Philosophy
AlgebraOfGraphics aims to be a declarative, question-driven language for data visualizations. This section describes its main guiding principles.
From question to plot
When analyzing a dataset, we often think in abstract, declarative terms. We have questions concerning our data, which can be answered by appropriate visualizations. For instance, we could ask whether a discrete variable :x
affects the distribution of a continuous variable :y
. We would then like to generate a visualization that answers this question.
In imperative programming, this would be implemented via the following steps.
- Pick the dataset.
- Divide the dataset into subgroups according to the values of
:x
. - Compute the density of
:y
on each subgroup. - Choose a plot attribute to distinguish subgroups, for instance
color
. - Select as many distinguishable colors as there are unique values of
:x
. - Plot all the density curves on top of each other.
- Create a legend, describing how unique values of
:x
are associated to colors.
While the above procedure is certainly feasible, it can introduce a cognitive overhead, especially when more variables and attributes are involved.
In a declarative framework, the user needs to express the question, and the library will take care of creating the visualization. Let us solve the above problem in a toy dataset.
plt = data(df) # declare the dataset
plt *= density() # declare the analysis
plt *= mapping(:y) # declare the arguments of the analysis
plt *= mapping(color = :x) # declare the grouping and the respective visual attribute
draw(plt) # draw the visualization and its legend
No mind reading
Plotting packages requires the user to specify a large amount of settings. The temptation is then to engineer a plotting library in such a way that it would guess what the user actually wanted. AlgebraOfGraphics follows a different approach, based on algebraic manipulations of plot descriptors.
The key intuition is that a large fraction of the "clutter" in a plot specification comes from repeating the same information over and over. Different layers of the same plot will share some but not all information, and the user should be able to distinguish settings that are private to a layer from those that are shared across layers.
We achieve this goal using the distributive properties of addition and multiplication. This is best explained by example. Let us assume that we wish to visually inspect whether a discrete variable :x
affects the joint distribution of two continuous variables, :y
and :z
.
We would like to have two layers, one with the raw data, the other with an analysis (kernel density estimation).

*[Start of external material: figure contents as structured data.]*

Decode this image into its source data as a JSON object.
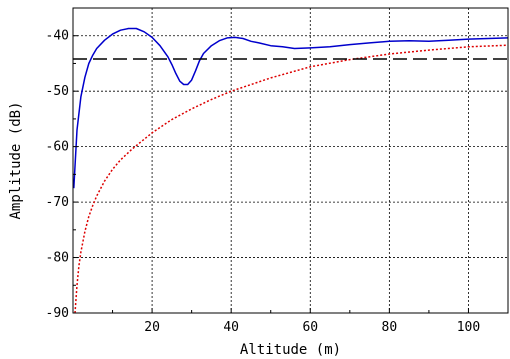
{
  "chart_data": {
    "type": "line",
    "xlabel": "Altitude (m)",
    "ylabel": "Amplitude (dB)",
    "xlim": [
      0,
      110
    ],
    "ylim": [
      -90,
      -35
    ],
    "xticks": [
      20,
      40,
      60,
      80,
      100
    ],
    "yticks": [
      -40,
      -50,
      -60,
      -70,
      -80,
      -90
    ],
    "xtick_labels": [
      "20",
      "40",
      "60",
      "80",
      "100"
    ],
    "ytick_labels": [
      "-40",
      "-50",
      "-60",
      "-70",
      "-80",
      "-90"
    ],
    "grid": true,
    "series": [
      {
        "color": "#0000cc",
        "style": "solid",
        "x": [
          0.2,
          1,
          2,
          3,
          4,
          5,
          6,
          8,
          10,
          12,
          14,
          16,
          18,
          20,
          22,
          24,
          25,
          26,
          27,
          28,
          29,
          30,
          31,
          32,
          33,
          35,
          37,
          39,
          41,
          43,
          45,
          47,
          50,
          53,
          56,
          60,
          65,
          70,
          75,
          80,
          85,
          90,
          95,
          100,
          105,
          110
        ],
        "y": [
          -67.5,
          -57,
          -51,
          -47.5,
          -45,
          -43.5,
          -42.3,
          -40.8,
          -39.7,
          -39,
          -38.7,
          -38.7,
          -39.3,
          -40.3,
          -41.8,
          -43.8,
          -45.2,
          -46.8,
          -48.2,
          -48.8,
          -48.8,
          -48,
          -46.3,
          -44.5,
          -43.2,
          -41.8,
          -40.9,
          -40.4,
          -40.3,
          -40.5,
          -41,
          -41.3,
          -41.8,
          -42,
          -42.3,
          -42.2,
          -42,
          -41.6,
          -41.3,
          -41,
          -40.9,
          -41,
          -40.8,
          -40.6,
          -40.5,
          -40.4
        ]
      },
      {
        "color": "#dd0000",
        "style": "dotted",
        "x": [
          0.5,
          1,
          1.5,
          2,
          3,
          4,
          5,
          6,
          8,
          10,
          12,
          15,
          20,
          25,
          30,
          35,
          40,
          50,
          60,
          70,
          80,
          90,
          100,
          110
        ],
        "y": [
          -90,
          -85,
          -81.5,
          -79,
          -75.3,
          -72.6,
          -70.6,
          -68.9,
          -66.2,
          -64.1,
          -62.4,
          -60.4,
          -57.5,
          -55.1,
          -53.2,
          -51.5,
          -50,
          -47.6,
          -45.6,
          -44.3,
          -43.3,
          -42.6,
          -42,
          -41.7
        ]
      },
      {
        "color": "#000000",
        "style": "dashed",
        "x": [
          0,
          110
        ],
        "y": [
          -44.2,
          -44.2
        ]
      }
    ]
  }
}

Naturally, the axes should represent the same variables (:y
and :z
) for both layers. Only the density layer should be a contour plot, whereas only the scatter layer should have some transparency and be grouped (according to :x
) in different subplots.
plt = data(df) *
(
visual(Scatter, alpha = 0.3) * mapping(layout = :x) +
density() * visual(Contour, colormap = Reverse(:grays))
) *
mapping(:y, :z)
draw(plt)